本人はあまり語りたがらないが、酒が入ったときに一度だけ、ぽつりと漏らした。
津軽には、恐山で知られるイタコとは別に、地元の年寄りだけが頼る「イタコ」がいる。
看板も出さない。祈祷料も決まっていない。
失くし物の在処を言い当てたり、誰にも言っていない家の事情を口にしたりする程度で、派手な口寄せはほとんどしないという。

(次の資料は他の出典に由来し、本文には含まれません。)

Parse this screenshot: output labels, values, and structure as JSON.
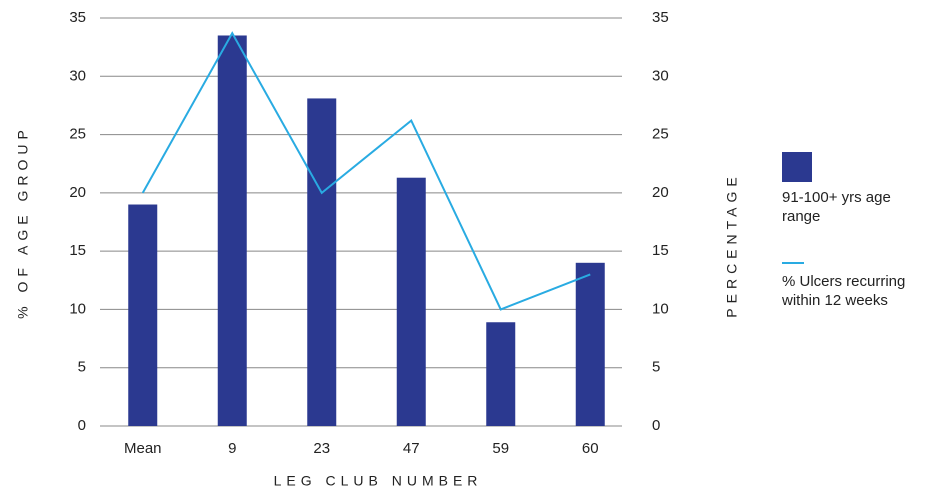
{
  "chart_data": {
    "type": "bar_line",
    "xlabel": "LEG CLUB NUMBER",
    "ylabel": "% OF AGE GROUP",
    "y2label": "PERCENTAGE",
    "categories": [
      "Mean",
      "9",
      "23",
      "47",
      "59",
      "60"
    ],
    "series": [
      {
        "name": "91-100+ yrs age range",
        "type": "bar",
        "color": "#2b3990",
        "values": [
          19,
          33.5,
          28.1,
          21.3,
          8.9,
          14
        ]
      },
      {
        "name": "% Ulcers recurring within 12 weeks",
        "type": "line",
        "axis": "y2",
        "color": "#29abe2",
        "values": [
          20,
          33.7,
          20,
          26.2,
          10,
          13
        ]
      }
    ],
    "ylim": [
      0,
      35
    ],
    "yticks": [
      0,
      5,
      10,
      15,
      20,
      25,
      30,
      35
    ],
    "y2lim": [
      0,
      35
    ],
    "y2ticks": [
      0,
      5,
      10,
      15,
      20,
      25,
      30,
      35
    ],
    "grid": true
  }
}
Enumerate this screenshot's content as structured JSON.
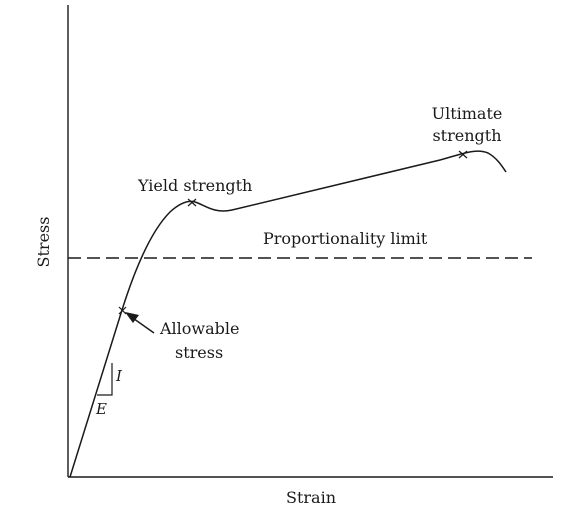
{
  "diagram": {
    "axis": {
      "x_label": "Strain",
      "y_label": "Stress"
    },
    "annotations": {
      "ultimate_line1": "Ultimate",
      "ultimate_line2": "strength",
      "yield": "Yield strength",
      "proportionality": "Proportionality limit",
      "allowable_line1": "Allowable",
      "allowable_line2": "stress",
      "slope_rise": "I",
      "slope_run": "E"
    },
    "colors": {
      "ink": "#1a1a1a",
      "background": "#ffffff"
    }
  }
}
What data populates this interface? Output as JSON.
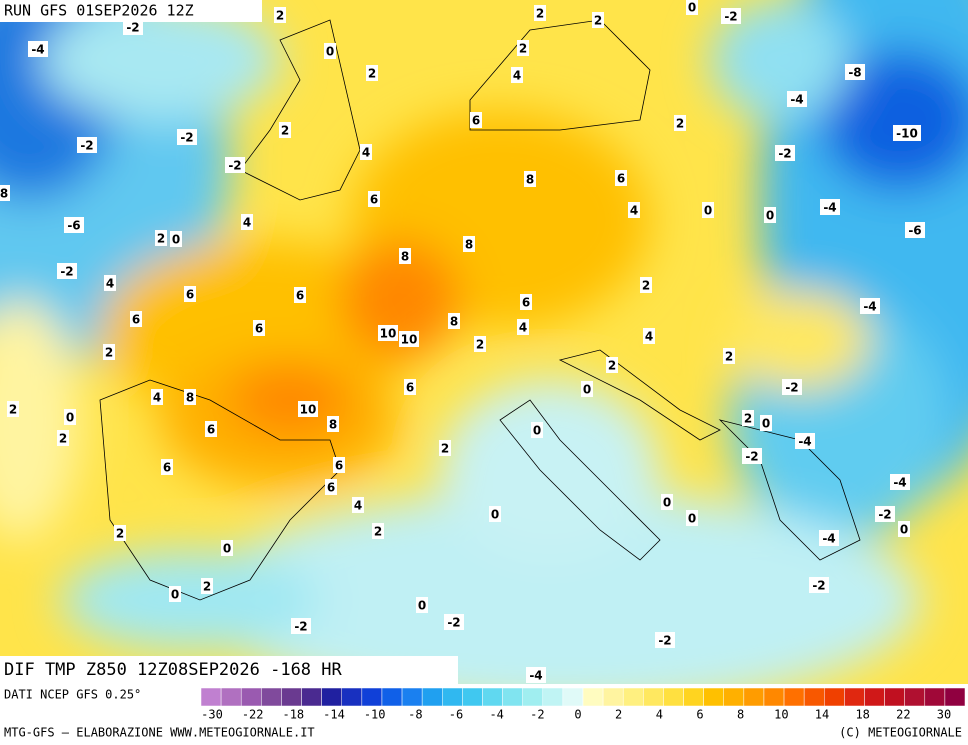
{
  "header": {
    "run": "RUN GFS 01SEP2026 12Z"
  },
  "map": {
    "field_title": "DIF TMP Z850 12Z08SEP2026 -168 HR",
    "labels": [
      -2,
      -4,
      2,
      0,
      2,
      2,
      2,
      0,
      -2,
      2,
      4,
      -8,
      -4,
      -10,
      -2,
      2,
      -2,
      6,
      2,
      -2,
      4,
      -2,
      8,
      6,
      8,
      6,
      4,
      0,
      -4,
      0,
      -6,
      4,
      2,
      0,
      8,
      -6,
      -2,
      4,
      8,
      2,
      6,
      6,
      6,
      -4,
      6,
      6,
      8,
      4,
      10,
      10,
      4,
      2,
      2,
      2,
      2,
      -2,
      0,
      6,
      4,
      8,
      2,
      0,
      10,
      8,
      2,
      0,
      6,
      0,
      -4,
      2,
      2,
      -2,
      6,
      6,
      -4,
      6,
      4,
      0,
      0,
      0,
      -2,
      0,
      2,
      2,
      -4,
      0,
      -2,
      2,
      0,
      0,
      -2,
      -2,
      -2,
      -4
    ]
  },
  "colorbar": {
    "ticks": [
      -30,
      -22,
      -18,
      -14,
      -10,
      -8,
      -6,
      -4,
      -2,
      0,
      2,
      4,
      6,
      8,
      10,
      14,
      18,
      22,
      30
    ],
    "colors": [
      "#c080d0",
      "#b070c0",
      "#9a5ab0",
      "#804a9c",
      "#6a3a90",
      "#4a2a90",
      "#2020a0",
      "#1830c0",
      "#1040d8",
      "#1060e8",
      "#1a80f0",
      "#20a0f0",
      "#30b8f0",
      "#40c8f0",
      "#60d8f0",
      "#80e4f0",
      "#a0eef0",
      "#c0f4f4",
      "#e0faf8",
      "#fffcc0",
      "#fff4a0",
      "#fff080",
      "#ffe860",
      "#ffe040",
      "#ffd420",
      "#ffc000",
      "#ffb000",
      "#ff9c00",
      "#ff8800",
      "#ff7000",
      "#f85800",
      "#f04000",
      "#e02810",
      "#d01818",
      "#c01020",
      "#b01030",
      "#a00838",
      "#900040"
    ]
  },
  "footer": {
    "source": "DATI NCEP GFS 0.25°",
    "credit": "MTG-GFS – ELABORAZIONE WWW.METEOGIORNALE.IT",
    "copyright": "(C) METEOGIORNALE"
  }
}
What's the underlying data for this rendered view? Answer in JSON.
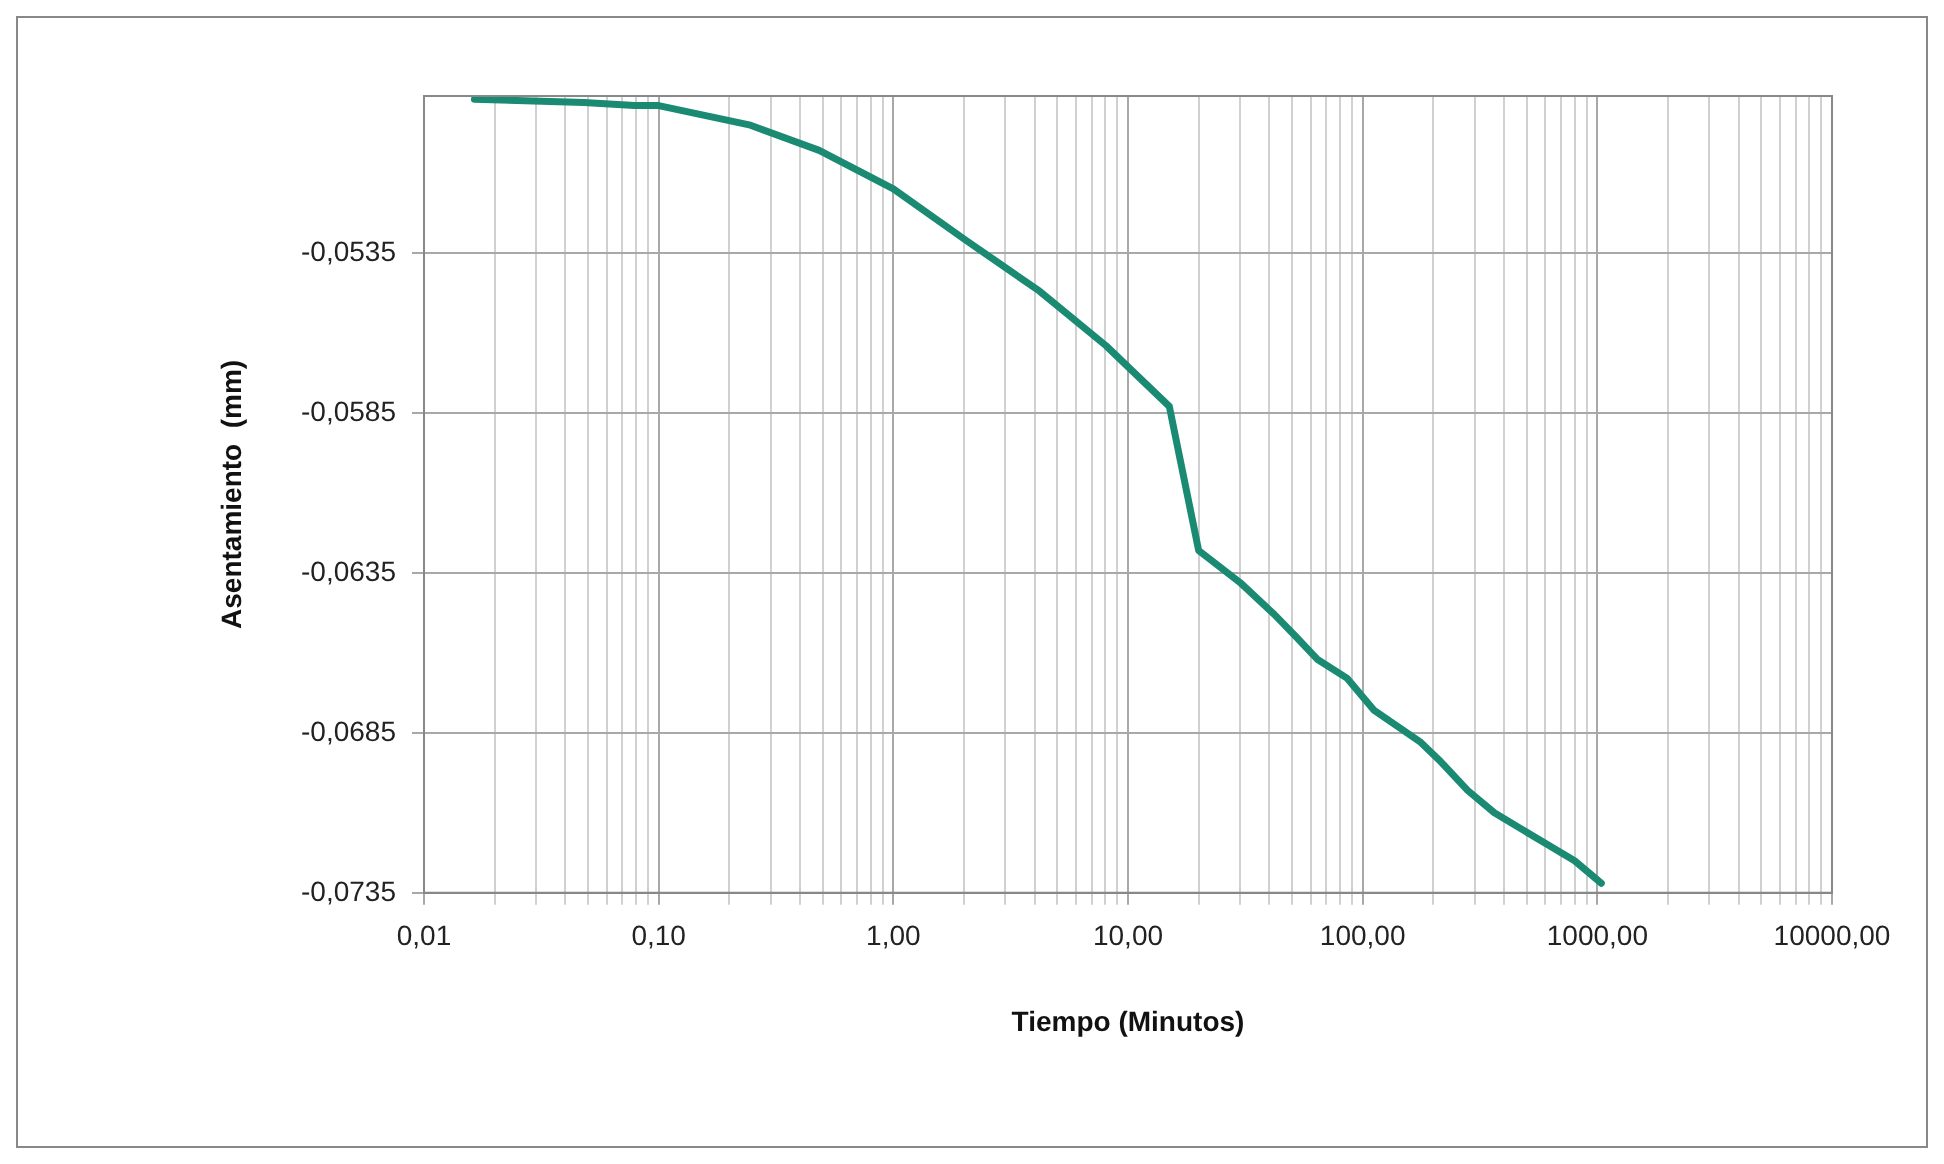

その知人の祖母も、そうした津軽イタコのひとりだった。
目はほとんど見えておらず、昼間でも部屋の明かりを落として過ごしていた。
近所の人間は、困ったことがあると、占い半分でその家を訪れたらしい。
数年前、津軽のある市で、市議会議員が殺された。
自宅近くで何度も刃物で刺され、犯人は逃走。
動機も分からず、証拠も乏しく、事件は連日ニュースで流れていた。
その報道を一緒に見ていたとき、知人は何気なく祖母に聞いたという。
「こういう人の霊を呼んで、犯人が誰か分かることってあるの?」
軽い冗談のつもりだった。
小さい頃から祖母の不思議な力を見てきたせいで、できてもおかしくない、そんな感覚があっただけだ。
祖母は、すぐには答えなかった。
湯のみを両手で包み、しばらく黙ってから、首を横に振った。
「その人の、いつも身に着けていた物がないと、難しい」
それで話は終わると思った。
だが祖母は、続けて言った。
「……いや。あったとしても、無理だね」
声が低かった。
知人は理由を聞こうとしたが、祖母は目を閉じたまま動かない。
沈黙が長く続き、部屋の空気が妙に重くなった。
「どうして?」
しばらくして、祖母は小さく息を吐いた。
「この人はね、もう戻れない所にいる」
知人は、その言い方が気になったという。
地獄だとか、成仏できないとか、そういう言葉を祖母は使わなかった。
ただ、「戻れない」とだけ言った。
祖母はさらに続けた。
「この人を呼ぼうとするとね、どこから来るのか分からない」
その瞬間、知人はぞっとした。
呼び出せないのではない。
**呼び出したとき、来るものが本人とは限らない**。
そう聞こえたからだ。
祖母は、まるで別のものを見ているような顔で、ぽつりと呟いた。
「一人の恨みじゃない。数えきれない数が、絡み合ってる。
誰が手を下したかなんて、もう意味がない」
知人は思わず聞いた。
「じゃあ、犯人は……」
祖母は首を振った。
「この件は、誰も正しいことを言えない。
言おうとした人間から、順番に黙る」
そのとき、祖母の視線が、知人の肩越しに向いた。
焦点の合わない目が、確かにそこを追っていた。
「……今も、動いてる」
知人は思わず振り返った。
もちろん、何もなかった。
だが祖母は、そのまま言葉を継いだ。
「こういうのはね、亡くなった人の話じゃない。
関わった人間の話になる」
それ以上、祖母は何も言わなかった。
数日後、祖母は急に体調を崩し、ほどなく亡くなった。
知人は、その後一度も「イタコ」の話をしなくなった。
事件は、今も未解決のままだ。
だが知人は、ニュースを見るたびに気になることがあるという。
報道で、あの市議会議員の名前が読み上げられるとき、
自分の背後で、何かが**位置を変える**気配がする。
振り返っても、そこには何もない。
ただ、祖母のあの言葉だけが、今も頭から離れない。